A variedade de tamanhos e formas de poros é tão 
grande quanto as espécies e origens dos 
materiais porosos. Tamanhos variam de espaços 
comparativamente grandes e facilmente visíveis até fendas de dimensões moleculares. Eles 
podem ser esféricos e na forma de bolha como no concreto ou planos e com forma de fenda 
(ranhura) com nas argilas. 
A maioria dos poros, entretanto, tem formas irregulares para as quais não há uma descrição 
geométrica simples. 
Os poros de alguns materiais são interligados, permitindo acesso através de mais de uma 
entrada, enquanto outros são abertos só por uma extremidade. 
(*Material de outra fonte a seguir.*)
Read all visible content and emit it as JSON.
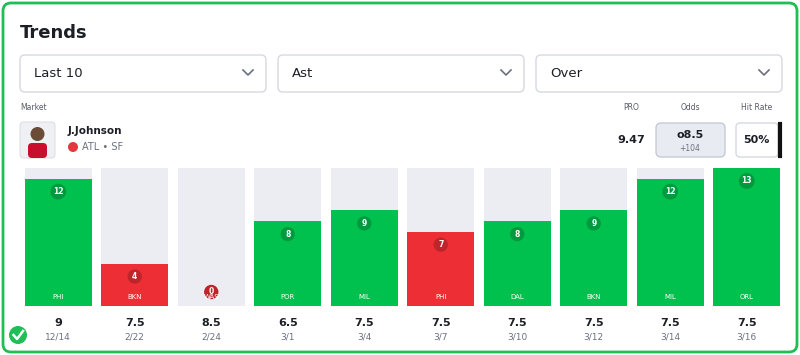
{
  "header": {
    "title": "Trends",
    "filters": [
      "Last 10",
      "Ast",
      "Over"
    ]
  },
  "market": {
    "label": "Market",
    "player": "J.Johnson",
    "team": "ATL • SF",
    "pro_label": "PRO",
    "pro": 9.47,
    "odds_label": "Odds",
    "odds_line": "o8.5",
    "odds_price": "+104",
    "hit_rate_label": "Hit Rate",
    "hit_rate": "50%"
  },
  "chart_data": {
    "type": "bar",
    "categories": [
      "PHI",
      "BKN",
      "WAS",
      "POR",
      "MIL",
      "PHI",
      "DAL",
      "BKN",
      "MIL",
      "ORL"
    ],
    "values": [
      12,
      4,
      0,
      8,
      9,
      7,
      8,
      9,
      12,
      13
    ],
    "colors": [
      "#00c14e",
      "#ee2e35",
      "#ee2e35",
      "#00c14e",
      "#00c14e",
      "#ee2e35",
      "#00c14e",
      "#00c14e",
      "#00c14e",
      "#00c14e"
    ],
    "prop_lines": [
      9,
      7.5,
      8.5,
      6.5,
      7.5,
      7.5,
      7.5,
      7.5,
      7.5,
      7.5
    ],
    "dates": [
      "12/14",
      "2/22",
      "2/24",
      "3/1",
      "3/4",
      "3/7",
      "3/10",
      "3/12",
      "3/14",
      "3/16"
    ],
    "ylim": [
      0,
      13
    ],
    "grid": false,
    "data_labels": true,
    "tick_labels": false
  }
}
As propriedades físicas de todos os materiais são fortemente dependentes do número, tamanho e 
frequentemente pela forma de seus poros. 
Técnica 
Porosimetria de Mercúrio caracteriza a porosidade de um material através da 
aplicação de pressões em uma amostra imersa em mercúrio. A pressão 
necessária para introduzir mercúrio dentro da amostra é inversamente 
proporcional ao tamanho dos poros. Isto é chamado mais frequentemente de 
intrusão de mercúrio. 
 
A Técnica de análise de porosimetria 
de mercúrio é baseada na intrusão de 
mercúrio em uma estrutura porosa 
sob pressões rigorosamente 
controladas. Dos dados da relação de 
pressão por intrusão, o equipamento 
gera resultados de distribuição de 
volume e tamanho de poros usando a 
equação de Washburn. 
 
Como o mercúrio não molha a maior 
parte das substâncias e não penetra 
espontaneamente nos poros por ação capilar, ele é forçado para dentro destes 
através da aplicação de pressão externa. A pressão necessária é inversamente 
proporcional ao tamanho dos poros e apenas uma pequena pressão é suficiente 
para introduzir mercúrio em macroporos, enquanto pressões muito maiores são 
necessárias para forçar a introdução do mercúrio em poros pequenos. 
 
 
O porta amostra chamado de penetrômetro consiste em recipiente ligado a uma 
haste capilar de vidro, revestida por uma película metálica. Durante a análise, a 
amostra é colocada no recipiente que junto com o sistema capilar é preenchido 
pelo mercúrio gerando uma capacitância. Com o aumento da pressão no 
penetrômetro, o mercúrio penetra na amostra, começando pelos poros de maior 
diâmetro. 
 
 
 
O mercúrio se move a partir da haste capilar, resultando em uma variação da 
capacitância entre a coluna de mercúrio no interior da haste e do revestimento 
metálico sobre a sua superfície externa.